Maggie Stanphill, director of the Google User Experience at Google, used her testimony to describe Google’s commitment to the wellbeing of its users and repeated the company’s claim that its core values are privacy, transparency, and user control.

“We believe technology should play a helpful, useful role in all people’s lives, and we’re committed to helping everyone strike a balance that feels right for them,” she said. “This is why last year, as a result of extensive research and investigation, we introduced our Digital Wellbeing Initiative: a set of principles that resulted in tools and features to help people find their own sense of balance. Many experts recommend self-awareness and reflection as an essential step in creating a balance with technology.”

Some of the ways this initiative helps Google users is by initiating “Do Not Disturb” and “Wind Down” functions on Android phones (which Apple also provides on iPhones), which help to limit blue light emissions (which can disrupt sleep and damage skin) and phone use so that users can disconnect in a healthy way.
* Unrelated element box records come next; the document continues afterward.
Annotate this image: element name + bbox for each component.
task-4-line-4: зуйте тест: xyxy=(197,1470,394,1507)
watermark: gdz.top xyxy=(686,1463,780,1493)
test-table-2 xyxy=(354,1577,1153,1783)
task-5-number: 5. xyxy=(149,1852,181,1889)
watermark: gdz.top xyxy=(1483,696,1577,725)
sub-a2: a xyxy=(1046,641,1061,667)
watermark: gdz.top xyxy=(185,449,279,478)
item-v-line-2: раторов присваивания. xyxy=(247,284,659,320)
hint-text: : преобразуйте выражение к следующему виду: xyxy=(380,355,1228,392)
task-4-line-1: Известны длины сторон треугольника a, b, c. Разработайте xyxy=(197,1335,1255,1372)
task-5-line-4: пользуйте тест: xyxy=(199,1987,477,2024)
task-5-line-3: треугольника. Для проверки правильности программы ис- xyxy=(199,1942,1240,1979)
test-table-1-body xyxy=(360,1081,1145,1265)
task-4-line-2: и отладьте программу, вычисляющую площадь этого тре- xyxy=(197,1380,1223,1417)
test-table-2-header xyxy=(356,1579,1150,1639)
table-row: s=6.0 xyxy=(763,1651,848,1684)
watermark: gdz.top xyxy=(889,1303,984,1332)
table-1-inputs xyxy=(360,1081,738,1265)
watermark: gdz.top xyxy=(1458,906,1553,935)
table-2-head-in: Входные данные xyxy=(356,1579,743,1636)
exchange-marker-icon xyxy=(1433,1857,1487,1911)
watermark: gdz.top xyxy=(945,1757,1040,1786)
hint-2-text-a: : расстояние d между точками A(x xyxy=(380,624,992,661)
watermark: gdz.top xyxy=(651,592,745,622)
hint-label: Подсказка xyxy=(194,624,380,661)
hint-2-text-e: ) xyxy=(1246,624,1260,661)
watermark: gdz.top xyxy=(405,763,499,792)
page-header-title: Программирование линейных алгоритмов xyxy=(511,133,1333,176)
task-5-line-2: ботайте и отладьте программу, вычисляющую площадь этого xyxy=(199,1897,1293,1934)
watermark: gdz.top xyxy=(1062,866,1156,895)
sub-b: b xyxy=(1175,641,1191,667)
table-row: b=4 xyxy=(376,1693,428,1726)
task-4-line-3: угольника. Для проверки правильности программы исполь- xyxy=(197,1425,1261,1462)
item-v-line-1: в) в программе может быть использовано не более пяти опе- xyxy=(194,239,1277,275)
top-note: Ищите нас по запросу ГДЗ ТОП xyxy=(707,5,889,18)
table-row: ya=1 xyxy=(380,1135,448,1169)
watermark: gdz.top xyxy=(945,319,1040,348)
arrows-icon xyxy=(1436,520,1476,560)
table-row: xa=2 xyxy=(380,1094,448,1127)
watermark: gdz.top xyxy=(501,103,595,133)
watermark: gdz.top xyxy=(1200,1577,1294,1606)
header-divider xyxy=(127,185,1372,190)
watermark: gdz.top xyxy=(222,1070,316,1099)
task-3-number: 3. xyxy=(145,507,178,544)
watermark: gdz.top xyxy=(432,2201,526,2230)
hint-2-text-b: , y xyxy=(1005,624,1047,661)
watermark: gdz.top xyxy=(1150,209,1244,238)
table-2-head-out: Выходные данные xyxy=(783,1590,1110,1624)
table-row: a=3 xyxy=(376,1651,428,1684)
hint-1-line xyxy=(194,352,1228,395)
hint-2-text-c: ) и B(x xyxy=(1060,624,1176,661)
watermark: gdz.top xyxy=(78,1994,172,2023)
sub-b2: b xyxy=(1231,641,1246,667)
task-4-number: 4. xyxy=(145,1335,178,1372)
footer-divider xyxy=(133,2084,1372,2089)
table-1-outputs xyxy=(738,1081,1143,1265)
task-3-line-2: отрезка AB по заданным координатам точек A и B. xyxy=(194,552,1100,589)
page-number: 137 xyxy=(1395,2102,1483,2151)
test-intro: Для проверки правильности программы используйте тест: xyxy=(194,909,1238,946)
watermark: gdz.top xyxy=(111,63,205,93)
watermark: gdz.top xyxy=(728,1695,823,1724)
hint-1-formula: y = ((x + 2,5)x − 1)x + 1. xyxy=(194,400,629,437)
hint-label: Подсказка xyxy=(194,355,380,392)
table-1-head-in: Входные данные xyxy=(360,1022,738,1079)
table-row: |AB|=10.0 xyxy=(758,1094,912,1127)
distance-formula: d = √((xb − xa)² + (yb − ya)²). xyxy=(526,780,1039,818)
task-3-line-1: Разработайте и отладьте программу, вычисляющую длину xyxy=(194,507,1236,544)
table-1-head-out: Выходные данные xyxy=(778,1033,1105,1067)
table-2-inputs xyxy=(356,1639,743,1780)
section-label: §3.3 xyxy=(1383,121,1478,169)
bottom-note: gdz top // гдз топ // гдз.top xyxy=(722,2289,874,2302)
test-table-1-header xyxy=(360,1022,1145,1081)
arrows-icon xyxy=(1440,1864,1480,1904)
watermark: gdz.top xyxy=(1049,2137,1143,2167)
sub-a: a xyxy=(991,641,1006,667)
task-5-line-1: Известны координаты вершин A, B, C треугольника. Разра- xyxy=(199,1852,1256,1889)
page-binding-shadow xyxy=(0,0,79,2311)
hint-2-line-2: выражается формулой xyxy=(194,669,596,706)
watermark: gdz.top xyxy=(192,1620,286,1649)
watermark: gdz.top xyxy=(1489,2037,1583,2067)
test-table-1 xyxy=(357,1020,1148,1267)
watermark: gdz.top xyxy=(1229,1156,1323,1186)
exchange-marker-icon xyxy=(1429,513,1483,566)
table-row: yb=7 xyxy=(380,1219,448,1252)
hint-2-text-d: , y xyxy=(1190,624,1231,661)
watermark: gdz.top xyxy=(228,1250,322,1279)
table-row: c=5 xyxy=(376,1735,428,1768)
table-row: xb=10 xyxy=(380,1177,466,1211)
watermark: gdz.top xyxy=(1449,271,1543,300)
On YouTube, Stanphill said, Google provides opt-in “Take a Break” reminders for those who have been watching videos for extended periods of time.

At a Hoover Institution event in May, tech experts and tech industry members discussed how Google favors its own in-house products, directs users toward the Google experience and tries to keep them there as long as possible because it profits Google by providing the company with more user data to enhance its products and share with advertisers.

Schatz pointed out at the hearing that, because lawmakers only have limited anecdotal and circumstantial evidence about how tech giants use their algorithms, they want more transparency.

When Schatz asked Stanphill if Google uses persuasive technology to keep users using Google products as much as possible, Stanphill said, “We do not use persuasive technology.”

Schatz then asked, “Mr. Harris, is that true?”

Harris said it’s complicated.

“Dark patterns are not core to the whole family of companies, including YouTube,” Stanphill said. “We build our products with privacy, transparency and control for the users, and we build a lifelong relationship with the user, which is primary. That’s our trust.”

To which Schatz replied, “I don’t understand what any of that meant.”

According to Harris, the problem isn’t so much the algorithms themselves as it is the lack of accountability and transparency behind them, which may require regulation.

“The founder of Netscape said software is going to eat the world,” Harris said. “What he meant by that was, software can do everything more efficiently. So we’re going to let it eat up our elections, our health, our transportation, our media…and the problem was, it was eating the world without taking responsibility for it.”